JAKARTA, KOMPAS.com - Seretnya distribusi surat undangan pemilih atau C6 pada Pilkada DKI 2017 membuat Tim Manajemen Saksi dan Pengamanan Suara Pasangan Ahok-Djarot meminta para pendukungnya untuk menemui kelompok penyelenggara pemungutan suara (KPPS) di wilayahnya masing-masing.
Koordinator Tim Manajemen Saksi dan Pengamanan Suara Pasangan Ahok-Djarot, I Gusti Putu Artha, menganjurkan para pendukung Ahok-Djarot menemui ketua KPPS, Selasa (18/4/2017) sore ini, atau saat KPPS tengah mempersiapkan TPS pada H-1 pencoblosan.
(Baca juga: Tim Ahok-Djarot: Distribusi C6 oleh KPU di Putaran Kedua Sangat Buruk)
Putu mengatakan, KPPS sore ini tentu ada di sekitar TPS tempat warga memilih untuk urusan desain layout TPS.
Di situlah, Putu meminta para warga pendukung Ahok-Djarot yang belum dapat C6 untuk memintanya kepada KPPS.

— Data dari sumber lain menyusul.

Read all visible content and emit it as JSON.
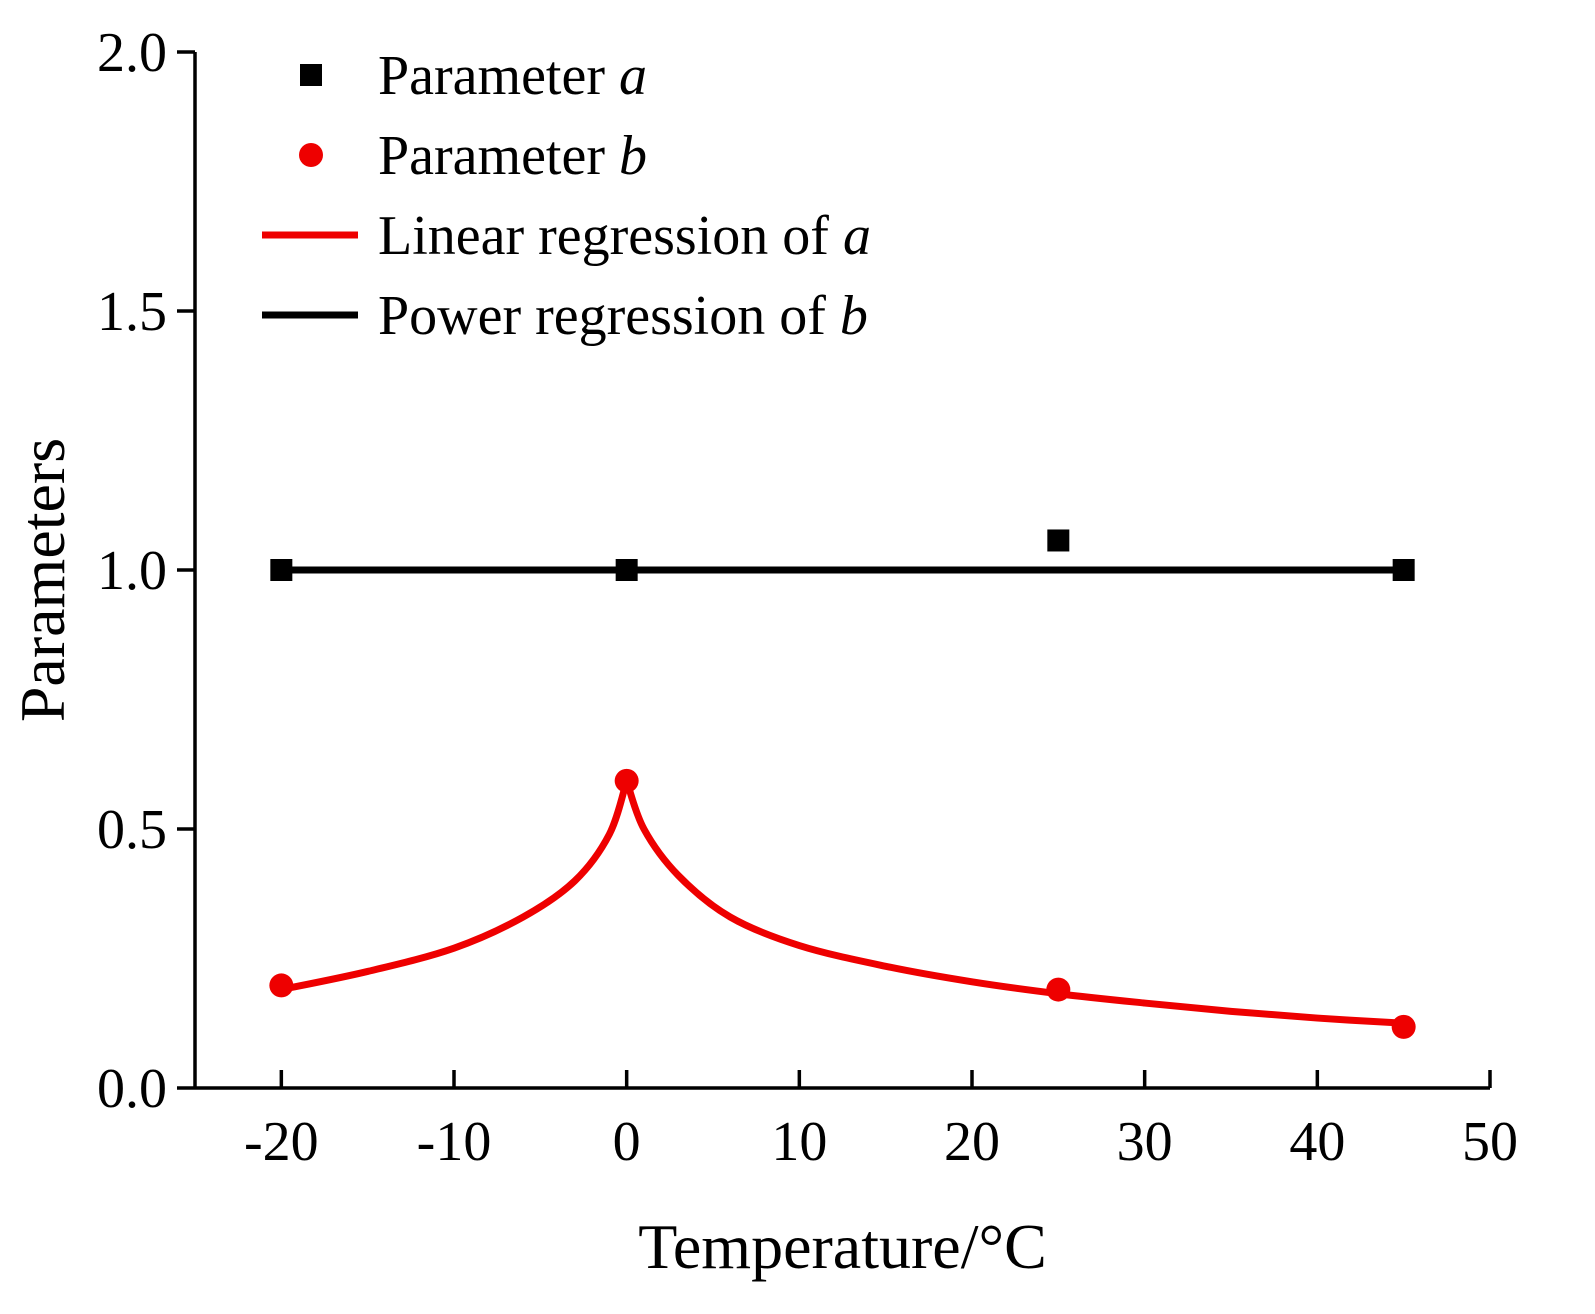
{
  "chart_data": {
    "type": "scatter",
    "title": "",
    "xlabel": "Temperature/°C",
    "ylabel": "Parameters",
    "xlim": [
      -25,
      50
    ],
    "ylim": [
      0.0,
      2.0
    ],
    "xticks": [
      -20,
      -10,
      0,
      10,
      20,
      30,
      40,
      50
    ],
    "xtick_labels": [
      "-20",
      "-10",
      "0",
      "10",
      "20",
      "30",
      "40",
      "50"
    ],
    "yticks": [
      0.0,
      0.5,
      1.0,
      1.5,
      2.0
    ],
    "ytick_labels": [
      "0.0",
      "0.5",
      "1.0",
      "1.5",
      "2.0"
    ],
    "grid": false,
    "legend_position": "top-left",
    "series": [
      {
        "name": "Parameter a",
        "label": "Parameter ",
        "label_var": "a",
        "kind": "scatter",
        "marker": "square",
        "color": "#000000",
        "x": [
          -20,
          0,
          25,
          45
        ],
        "y": [
          1.0,
          1.0,
          1.057,
          1.0
        ]
      },
      {
        "name": "Parameter b",
        "label": "Parameter ",
        "label_var": "b",
        "kind": "scatter",
        "marker": "circle",
        "color": "#ee0000",
        "x": [
          -20,
          0,
          25,
          45
        ],
        "y": [
          0.198,
          0.593,
          0.19,
          0.118
        ]
      },
      {
        "name": "Linear regression of a",
        "label": "Linear regression of ",
        "label_var": "a",
        "kind": "line",
        "color": "#ee0000",
        "x": [
          -20,
          -15,
          -10,
          -6,
          -3,
          -1,
          0,
          1,
          3,
          6,
          10,
          15,
          20,
          25,
          30,
          35,
          40,
          45
        ],
        "y": [
          0.19,
          0.225,
          0.27,
          0.33,
          0.4,
          0.49,
          0.593,
          0.5,
          0.41,
          0.33,
          0.275,
          0.235,
          0.205,
          0.182,
          0.164,
          0.148,
          0.135,
          0.125
        ]
      },
      {
        "name": "Power regression of b",
        "label": "Power regression of ",
        "label_var": "b",
        "kind": "line",
        "color": "#000000",
        "x": [
          -20,
          45
        ],
        "y": [
          1.0,
          1.0
        ]
      }
    ]
  }
}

Ia meminta warga mendatangi KPPS ramai-ramai karena khawatir kalau datang sendiri akan diacuhkan KPPS.
Cara ini, menurut dia, sudah disampaikan lewat call center Badja ke pendukung yang mengadu belum dapat C6.
"Apa yang kita lakukan, melalui call center kita, kita berharap teman-teman kita dan para relawan untuk ramai-ramai dateng sore hari ini ketika para KPPS buat setting layout TPS tentu mereka hadir di lokasi tempat buat TPS, minta C6 di situ," kata Putu.

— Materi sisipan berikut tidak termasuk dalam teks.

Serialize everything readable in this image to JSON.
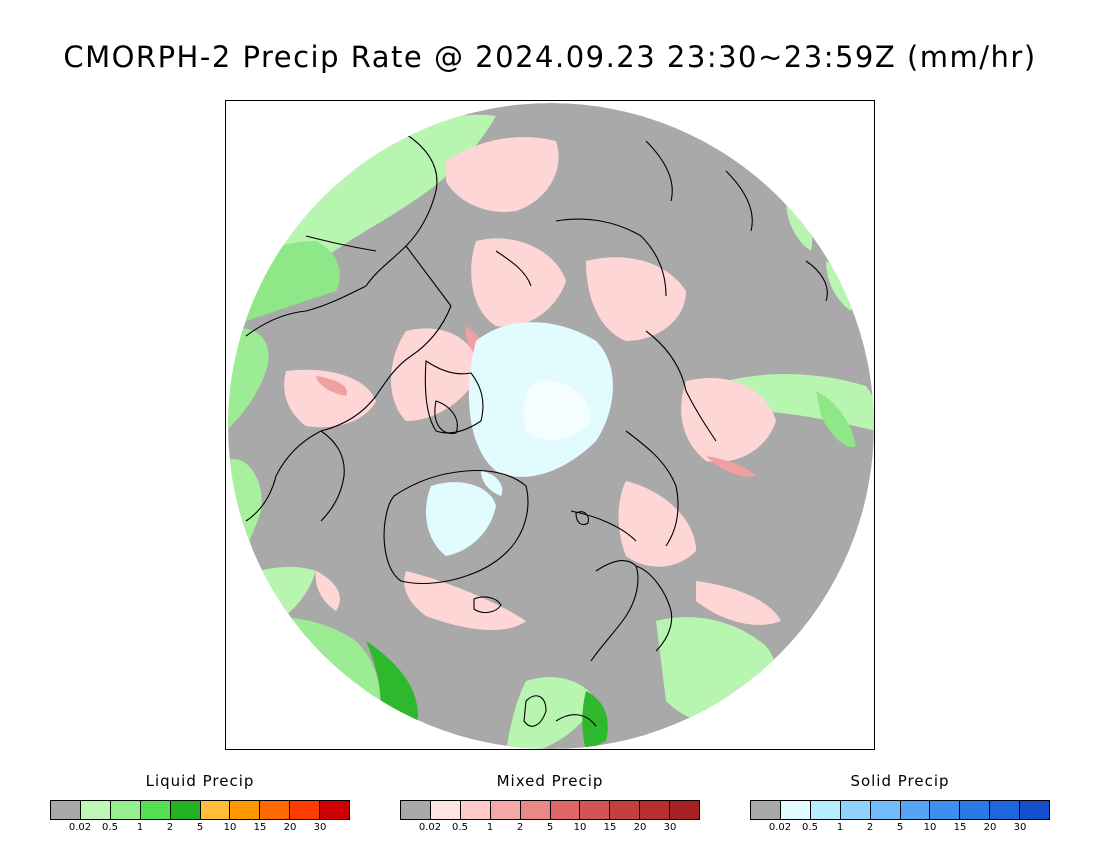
{
  "title": "CMORPH-2 Precip Rate @ 2024.09.23 23:30~23:59Z (mm/hr)",
  "map": {
    "projection": "north-polar-stereographic",
    "colors": {
      "no_precip": "#a9a9a9",
      "light_liquid": "#b8f5b0",
      "mid_liquid": "#8ee888",
      "strong_liquid": "#2db82d",
      "light_mixed": "#ffd6d6",
      "mid_mixed": "#f0a0a0",
      "light_solid": "#e2fbff",
      "coastline": "#000000"
    }
  },
  "legends": [
    {
      "title": "Liquid Precip",
      "colors": [
        "#a9a9a9",
        "#bdf7b5",
        "#95ef8c",
        "#55e053",
        "#23b023",
        "#ffbd3a",
        "#ff9900",
        "#ff6a00",
        "#ff3c00",
        "#cc0000"
      ],
      "ticks": [
        "0.02",
        "0.5",
        "1",
        "2",
        "5",
        "10",
        "15",
        "20",
        "30"
      ]
    },
    {
      "title": "Mixed Precip",
      "colors": [
        "#a9a9a9",
        "#ffe4e4",
        "#ffcaca",
        "#f4a8a8",
        "#ea8888",
        "#de6666",
        "#d45353",
        "#c63f3f",
        "#b82e2e",
        "#a62222"
      ],
      "ticks": [
        "0.02",
        "0.5",
        "1",
        "2",
        "5",
        "10",
        "15",
        "20",
        "30"
      ]
    },
    {
      "title": "Solid Precip",
      "colors": [
        "#a9a9a9",
        "#e2fbff",
        "#b5efff",
        "#90d2ff",
        "#72bbff",
        "#55a4f5",
        "#3d8eee",
        "#2a7ae6",
        "#1e66dc",
        "#1450cc"
      ],
      "ticks": [
        "0.02",
        "0.5",
        "1",
        "2",
        "5",
        "10",
        "15",
        "20",
        "30"
      ]
    }
  ]
}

Hal itu disampaikannya di Media Center Badja (Basuki-Djarot), di Jalan Cemara, Menteng, Jakarta Pusat, Selasa (18/4/2017).

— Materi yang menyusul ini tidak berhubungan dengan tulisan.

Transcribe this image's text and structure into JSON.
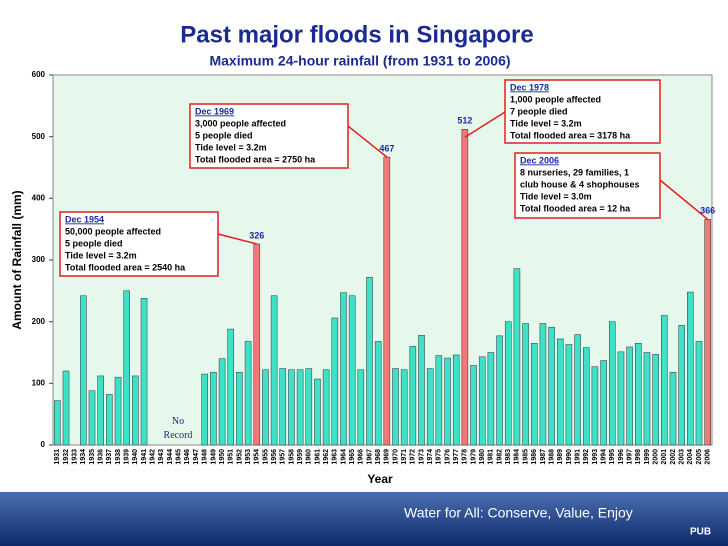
{
  "chart_data": {
    "type": "bar",
    "title": "Past major floods in Singapore",
    "subtitle": "Maximum  24-hour  rainfall  (from 1931 to 2006)",
    "x_label": "Year",
    "y_label": "Amount of Rainfall (mm)",
    "categories": [
      "1931",
      "1932",
      "1933",
      "1934",
      "1935",
      "1936",
      "1937",
      "1938",
      "1939",
      "1940",
      "1941",
      "1942",
      "1943",
      "1944",
      "1945",
      "1946",
      "1947",
      "1948",
      "1949",
      "1950",
      "1951",
      "1952",
      "1953",
      "1954",
      "1955",
      "1956",
      "1957",
      "1958",
      "1959",
      "1960",
      "1961",
      "1962",
      "1963",
      "1964",
      "1965",
      "1966",
      "1967",
      "1968",
      "1969",
      "1970",
      "1971",
      "1972",
      "1973",
      "1974",
      "1975",
      "1976",
      "1977",
      "1978",
      "1979",
      "1980",
      "1981",
      "1982",
      "1983",
      "1984",
      "1985",
      "1986",
      "1987",
      "1988",
      "1989",
      "1990",
      "1991",
      "1992",
      "1993",
      "1994",
      "1995",
      "1996",
      "1997",
      "1998",
      "1999",
      "2000",
      "2001",
      "2002",
      "2003",
      "2004",
      "2005",
      "2006"
    ],
    "values": [
      72,
      120,
      null,
      242,
      88,
      112,
      82,
      110,
      250,
      112,
      238,
      null,
      null,
      null,
      null,
      null,
      null,
      115,
      118,
      140,
      188,
      118,
      168,
      326,
      122,
      242,
      124,
      122,
      122,
      124,
      107,
      122,
      206,
      247,
      242,
      122,
      272,
      168,
      467,
      124,
      122,
      160,
      178,
      124,
      145,
      141,
      146,
      512,
      129,
      143,
      150,
      177,
      200,
      286,
      197,
      165,
      197,
      191,
      172,
      163,
      179,
      158,
      127,
      137,
      200,
      151,
      159,
      165,
      150,
      147,
      210,
      118,
      194,
      248,
      168,
      366
    ],
    "value_labels": [
      null,
      null,
      null,
      null,
      null,
      null,
      null,
      null,
      null,
      null,
      null,
      null,
      null,
      null,
      null,
      null,
      null,
      null,
      null,
      null,
      null,
      null,
      null,
      "326",
      null,
      null,
      null,
      null,
      null,
      null,
      null,
      null,
      null,
      null,
      null,
      null,
      null,
      null,
      "467",
      null,
      null,
      null,
      null,
      null,
      null,
      null,
      null,
      "512",
      null,
      null,
      null,
      null,
      null,
      null,
      null,
      null,
      null,
      null,
      null,
      null,
      null,
      null,
      null,
      null,
      null,
      null,
      null,
      null,
      null,
      null,
      null,
      null,
      null,
      null,
      null,
      "366"
    ],
    "color": "#3fe0c8",
    "highlight_color": "#f07878",
    "ylim": [
      0,
      600
    ],
    "yticks": [
      0,
      100,
      200,
      300,
      400,
      500,
      600
    ],
    "no_record_label": "No Record",
    "annotations": [
      {
        "lines": [
          "Dec 1954",
          "50,000 people affected",
          "5 people died",
          "Tide level = 3.2m",
          "Total flooded area = 2540 ha"
        ]
      },
      {
        "lines": [
          "Dec 1969",
          "3,000 people affected",
          "5 people died",
          "Tide level = 3.2m",
          "Total flooded area = 2750 ha"
        ]
      },
      {
        "lines": [
          "Dec 1978",
          "1,000 people affected",
          "7 people died",
          "Tide level = 3.2m",
          "Total flooded area = 3178 ha"
        ]
      },
      {
        "lines": [
          "Dec 2006",
          "8 nurseries, 29 families, 1",
          "club house & 4 shophouses",
          "Tide level = 3.0m",
          "Total flooded area = 12 ha"
        ]
      }
    ]
  },
  "footer": {
    "slogan": "Water for All: Conserve, Value, Enjoy",
    "logo": "PUB"
  }
}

Putu menambahkan, jika KPPS masih tidak mau memberikan C6 sore ini, ia meminta untuk divideokan dan diviralkan.
(Baca juga: Djarot: Pukul 16.00 WIB, Semua Formulir C6 Harus Terdistribusikan! )
Mantan Komisioner KPU itu mengancam, pihaknya akan mempidanakan KPPS yang tidak memberikan C6 kepada warga yang punya hak pilih.
"Harga mati, wajib hukumnya C6 (ada) di tangan, karena takut disalahgunakan orang lain. Kalau mereka (KPPS) ngeyel tidak diberikan (C6), videokan, viralkan sehingga kemudian pada saatnya kita pidanakan," ujar Putu.
Pihaknya punya kekhawatiran bahwa C6 yang tidak didistribusikan kepada yang berhak akan disalahgunakan seperti kasus yang terjadi pada putaran pertama, yakni digunakan untuk orang lain memilih.
"Kita tidak ingin ada upaya-upaya sistematis yang menghalangi hak pemilih kita yang harusnya diberikan C6," ujar Putu.